Entre rumeurs de menaces sur les témoins et peur des représailles... « C'est l'omerta qui règne. »
Depuis la manifestation, le quartier est en tout cas plongé dans une atmosphère pesante, entre rumeurs de menaces sur les témoins et peur des représailles... En témoigne la paralysie de l'enquête du 12 mai. Les faits s'étaient déroulés en plein après-midi à la sortie d'un parc. Le service central accident de la préfecture de police n'a pourtant recueilli aucun témoignage sur le fuyard à moto. « Il y a visiblement des gens qui savent des choses.
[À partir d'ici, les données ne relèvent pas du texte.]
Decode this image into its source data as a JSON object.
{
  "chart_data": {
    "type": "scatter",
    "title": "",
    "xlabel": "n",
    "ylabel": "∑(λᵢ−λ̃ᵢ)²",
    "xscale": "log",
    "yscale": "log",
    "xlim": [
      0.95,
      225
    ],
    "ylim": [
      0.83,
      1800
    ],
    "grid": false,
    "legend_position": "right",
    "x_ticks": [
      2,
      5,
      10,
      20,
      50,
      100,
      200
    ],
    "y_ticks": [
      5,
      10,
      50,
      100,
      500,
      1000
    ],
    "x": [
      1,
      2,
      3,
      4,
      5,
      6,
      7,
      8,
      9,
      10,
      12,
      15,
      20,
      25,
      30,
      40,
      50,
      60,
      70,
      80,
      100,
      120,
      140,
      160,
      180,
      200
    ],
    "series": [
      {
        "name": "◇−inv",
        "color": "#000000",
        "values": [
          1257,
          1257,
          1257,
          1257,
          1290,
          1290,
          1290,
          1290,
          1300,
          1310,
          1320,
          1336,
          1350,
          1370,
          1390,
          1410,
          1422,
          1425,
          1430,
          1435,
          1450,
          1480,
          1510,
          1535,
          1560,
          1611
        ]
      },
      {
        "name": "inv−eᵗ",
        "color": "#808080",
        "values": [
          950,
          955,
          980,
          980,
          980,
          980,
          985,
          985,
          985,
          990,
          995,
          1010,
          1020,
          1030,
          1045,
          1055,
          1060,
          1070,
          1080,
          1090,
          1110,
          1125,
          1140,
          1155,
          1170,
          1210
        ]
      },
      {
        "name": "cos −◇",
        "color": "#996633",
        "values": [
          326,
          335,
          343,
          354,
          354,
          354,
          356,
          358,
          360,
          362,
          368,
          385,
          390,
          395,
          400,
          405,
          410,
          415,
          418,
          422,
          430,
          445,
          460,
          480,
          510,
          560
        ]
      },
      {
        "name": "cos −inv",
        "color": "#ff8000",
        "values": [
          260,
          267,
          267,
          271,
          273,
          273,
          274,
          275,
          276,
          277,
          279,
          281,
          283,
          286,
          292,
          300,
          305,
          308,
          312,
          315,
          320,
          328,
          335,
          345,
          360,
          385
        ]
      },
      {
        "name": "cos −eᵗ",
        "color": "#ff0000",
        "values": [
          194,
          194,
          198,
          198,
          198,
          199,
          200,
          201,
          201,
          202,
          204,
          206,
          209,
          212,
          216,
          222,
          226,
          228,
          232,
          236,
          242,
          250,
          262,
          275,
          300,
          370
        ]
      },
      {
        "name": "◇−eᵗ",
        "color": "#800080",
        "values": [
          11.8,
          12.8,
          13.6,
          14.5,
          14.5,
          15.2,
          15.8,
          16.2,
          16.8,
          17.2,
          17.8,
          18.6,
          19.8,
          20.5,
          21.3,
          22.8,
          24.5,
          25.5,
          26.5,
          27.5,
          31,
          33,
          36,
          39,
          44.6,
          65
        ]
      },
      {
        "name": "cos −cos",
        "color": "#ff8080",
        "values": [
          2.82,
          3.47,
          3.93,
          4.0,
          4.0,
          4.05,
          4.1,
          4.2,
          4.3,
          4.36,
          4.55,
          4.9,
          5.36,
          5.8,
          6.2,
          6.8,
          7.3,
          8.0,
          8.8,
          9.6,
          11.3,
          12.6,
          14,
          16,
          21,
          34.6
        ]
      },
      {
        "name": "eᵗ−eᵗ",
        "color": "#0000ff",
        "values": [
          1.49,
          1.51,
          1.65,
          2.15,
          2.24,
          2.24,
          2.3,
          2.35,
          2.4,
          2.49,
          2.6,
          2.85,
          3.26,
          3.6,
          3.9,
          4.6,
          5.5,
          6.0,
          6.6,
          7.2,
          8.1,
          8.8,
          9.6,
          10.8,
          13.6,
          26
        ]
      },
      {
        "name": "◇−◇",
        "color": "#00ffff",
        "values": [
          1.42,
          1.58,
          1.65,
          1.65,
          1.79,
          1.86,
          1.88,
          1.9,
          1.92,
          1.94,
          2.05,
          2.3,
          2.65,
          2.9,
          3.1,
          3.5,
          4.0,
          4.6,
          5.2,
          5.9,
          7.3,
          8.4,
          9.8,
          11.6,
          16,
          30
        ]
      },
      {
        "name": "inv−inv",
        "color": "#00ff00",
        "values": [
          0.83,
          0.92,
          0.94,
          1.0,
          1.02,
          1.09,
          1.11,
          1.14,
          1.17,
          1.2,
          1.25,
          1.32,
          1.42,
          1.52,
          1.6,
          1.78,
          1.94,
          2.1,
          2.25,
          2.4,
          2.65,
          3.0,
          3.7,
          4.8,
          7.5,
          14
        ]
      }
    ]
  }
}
Mais, dans ce quartier, c'est l'omerta qui règne », reconnaît un policier. « Le problème des Amandiers va bien au-delà de la simple insécurité routière », confirme Laurent Boudereaux, adjoint au maire du XX e chargé de la sécurité, en rappelant que les trafics de drogue sont récurrents dans le secteur. « Il y a des bandes qui se structurent autour de ces trafics et une logique de territoire qui se développe à nouveau fortement dans le quartier. »
Un point chaud du trafic de drogue
Même si le quartier des Amandiers, à la fois populaire et bobo, n'a a priori pas grand-chose à voir avec une cité sensible de banlieue, le secteur (et plus particulièrement la rue Duris) est cependant classé par la brigade des stupéfiants parmi les points chauds du trafic de drogue dans la capitale [une rapide recherche sur un moteur américain montre que les trafics de stupéfiants dans le 20e sont souvent évoqués au Conseil de Paris, note du ouaibemaître].
Le préfet interpellé
L'adjoint au maire Laurent Boudereaux, qui participera le 27 juin à une table ronde avec les habitants, le maire et le futur commissaire du XXe vient par ailleurs d'interpeller le préfet de police pour qu'il mette en place un « dispositif exceptionnel » aux Amandiers. Lors du dernier conseil d'arrondissement, en début de semaine, les élus ont également adopté un vœu pour accélérer les travaux de sécurisation du passage piéton de tous les dangers. Il y a urgence. Hier, malgré les récents accidents, plusieurs jeunes à scooter continuaient à remonter les rues à contresens et à zigzaguer sur les trottoirs du quartier. « Faudra-t-il un mort ? » répètent les habitants.
(*) Les prénoms ont été changés.
© Benoît Hasse, Le Parisien du 15 juin
En effet, en tapant Amandiers, on arrive ici.
Tout ceci fait froid dans le dos... Perdre la vie aussi simplement, parce que les potes s'amusaient.... Brrr
Rédigé par : Parapluie | 17/06/2007 à 15h46
"Parapluie",
il s'agit d'un quartier particulièrement accidentogène, ce depuis des années.
mais, contrairement à encore il y a dix ans, on assiste à moins de règlements de comptes avec morts par arme blanche ou arme à feu.